Find for which $\alpha$ the integral $\int_{0}^{1} \frac{1-x^{\alpha}}{1-x}dx$ converges
For any $\alpha$ , we have $\lim_{x \to 1^-} \frac{1-x^\alpha}{1-x}= \alpha$ (derivative of $x^\alpha$ type difference quotient). Hence we always have boundedness near $1$ for any $\alpha$. It is then $x=0$ which is likely to create a problem, if any.
We will now observe the function near $x=0$ and make conclusions. Note that if $\alpha \geq 0$ then the limit exists at $0$ anyway by the quotient rule.
In fact, we have for $\alpha < 0$ : $$ \lim_{x \to 0^+} \frac{x^{-\alpha}(1-x^{\alpha})}{(1-x)} = \lim_{x \to 0^+} \frac{x^{-\alpha}-1}{1-x} = 1 \tag{*} $$
So near $0$, $\frac{1-x^{\alpha}}{1-x}$ looks like $ x^{\alpha}$, and we know that if $\alpha \ge - 1$ that integral is not converging, while for $\alpha < -1$ it is.
Now the answer. Get rid of $\alpha \ge 0$, for which continuity holds on the interval, hence boundedness and integral convergence.
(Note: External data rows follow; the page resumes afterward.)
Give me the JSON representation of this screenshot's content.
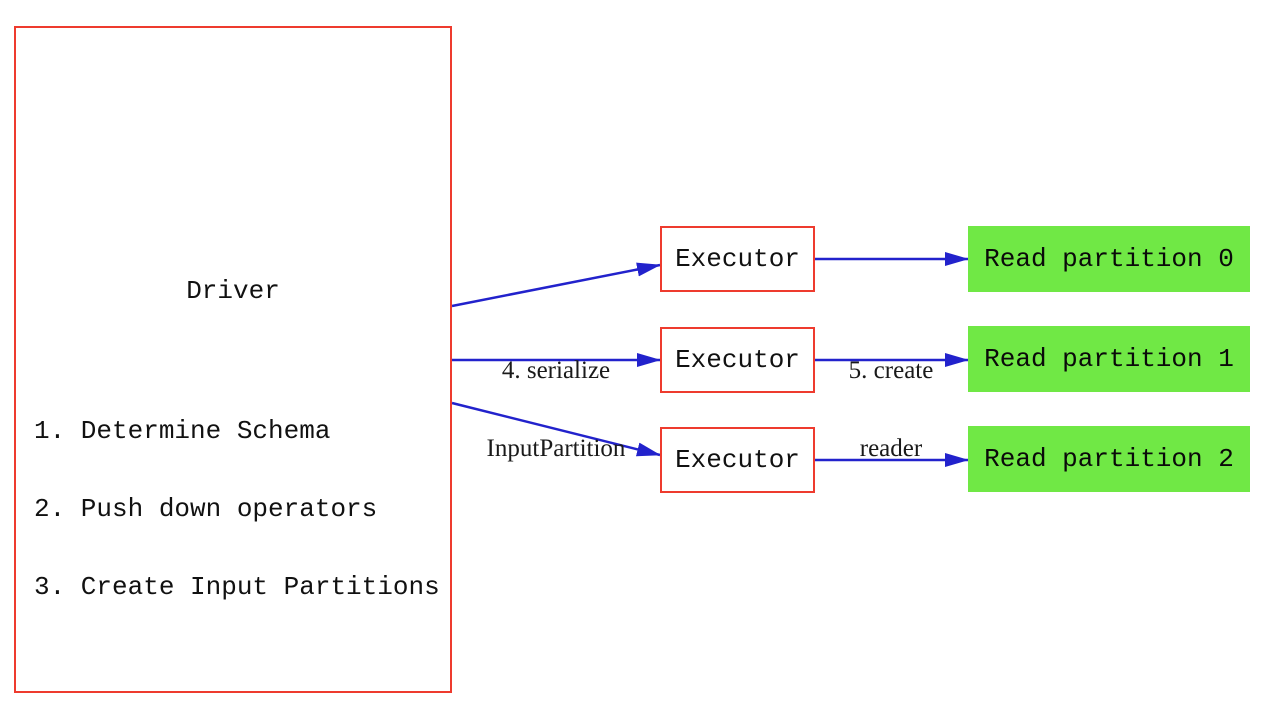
{
  "diagram": {
    "driver": {
      "title": "Driver",
      "steps": [
        "1. Determine Schema",
        "2. Push down operators",
        "3. Create Input Partitions"
      ]
    },
    "executors": [
      {
        "label": "Executor"
      },
      {
        "label": "Executor"
      },
      {
        "label": "Executor"
      }
    ],
    "partitions": [
      {
        "label": "Read partition 0"
      },
      {
        "label": "Read partition 1"
      },
      {
        "label": "Read partition 2"
      }
    ],
    "edge_labels": {
      "serialize": {
        "line1": "4. serialize",
        "line2": "InputPartition"
      },
      "create_reader": {
        "line1": "5. create",
        "line2": "reader"
      }
    },
    "colors": {
      "box_border_red": "#ee3b2e",
      "arrow_blue": "#2222cc",
      "partition_fill_green": "#70e845",
      "text_black": "#111111",
      "background": "#ffffff"
    }
  }
}
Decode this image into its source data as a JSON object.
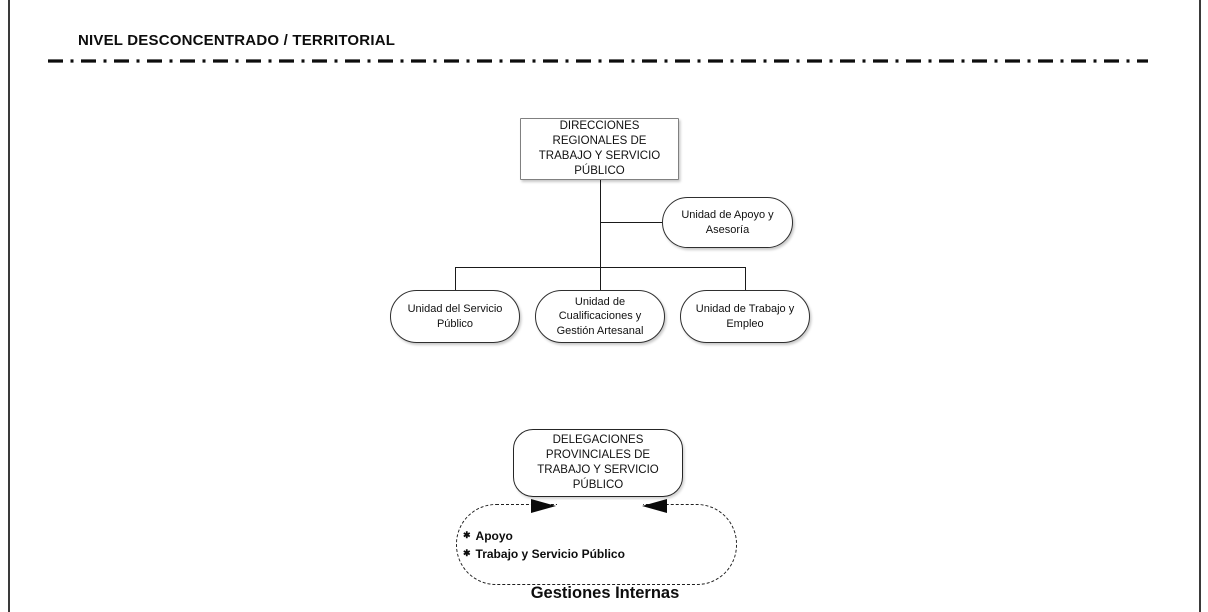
{
  "header": {
    "title": "NIVEL DESCONCENTRADO / TERRITORIAL"
  },
  "chart": {
    "root_label": "DIRECCIONES REGIONALES DE TRABAJO Y SERVICIO PÚBLICO",
    "advisory_label": "Unidad de Apoyo y Asesoría",
    "units": [
      {
        "label": "Unidad del Servicio Público"
      },
      {
        "label": "Unidad de Cualificaciones y Gestión Artesanal"
      },
      {
        "label": "Unidad de Trabajo y Empleo"
      }
    ],
    "delegations_label": "DELEGACIONES PROVINCIALES DE TRABAJO Y SERVICIO PÚBLICO",
    "internal": {
      "bullet_glyph": "✱",
      "items": [
        "Apoyo",
        "Trabajo y Servicio Público"
      ],
      "caption": "Gestiones Internas"
    }
  },
  "colors": {
    "background": "#ffffff",
    "connector_line": "#1a1a1a",
    "root_border": "#808080",
    "node_border": "#2f2f2f",
    "text": "#111111"
  }
}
For $\alpha < 0$, we first do: $$ \int_{0}^1 \frac{1-x^{\alpha}}{1-x} dx = \int_{0}^\delta \frac{1-x^{\alpha}}{1-x} dx + \int_{\delta} ^1 \frac{1-x^{\alpha}}{1-x} dx $$
Provided LHS and RHS exist (for any $0<\delta < 1$). It is clear that the second integral on the RHS exists (for all $\alpha$)due to the continuity of the integrand on the interval. It follows that the existence of the LHS integral is down to the existence of $\int_{0}^{\delta} \frac{1-x^{\alpha}}{1-x}dx$.
Now, take say $\epsilon = 0.1$. Then, there exists a $\delta > 0$ such that $0.9 < \frac{x^{-\alpha}(1-x^{\alpha})}{1-x}<1.1 $, in other words, $$ 0.9x^{\alpha} < \frac{1-x^{-\alpha}}{1-x} < 1.1x^{\alpha} $$
for $0<x<\delta$.
If $\alpha <-1$ then the desired integral is bounded between $0.9\int_{0}^\delta x^{\alpha}dx$ and $1.1\int_{0}^\delta x^{\alpha}dx$. Otherwise the integral is unbounded, as it dominates an unbounded integral.
Hence we complete the question.
The technique to keep in mind for this problem, is that of finding asymptotically, the rate of decay of the function near the points of explosion. If the decay is not fast enough, then the integral will not converge,and vice versa, so we can use results about the decay rate to conclude.
Let's check separately convergence at $0$ and $1$, by splitting the integral at $c\in(0,1)$.
If $\alpha\ge0$ there is no question about convergence at $0$. If $\alpha<0$, you can consider $$ \int_0^c \frac{1-x^\alpha}{1-x}\,dx=\int_0^c \frac{1}{1-x}\,dx-\int_0^c \frac{x^\alpha}{1-x}\,dx $$ The first integral is not a problem, so we tackle the second one with the substitution $t=1/x$ to get $$ \int_{1/c}^\infty \frac{t^{\beta-1}}{t-1}\,dt $$ where $\beta=-\alpha>0$. This is asymptotic to $t^{\beta-2}$ and we have convergence if and only if $\beta-2<-1$, hence $\alpha>-1$.
Hence our integral converges at $0$ if and only if $\alpha>-1$.
Now note that $$ \lim_{x\to1}\frac{1-x^\alpha}{1-x}=\alpha $$ so there is no real problem with convergence at $1$.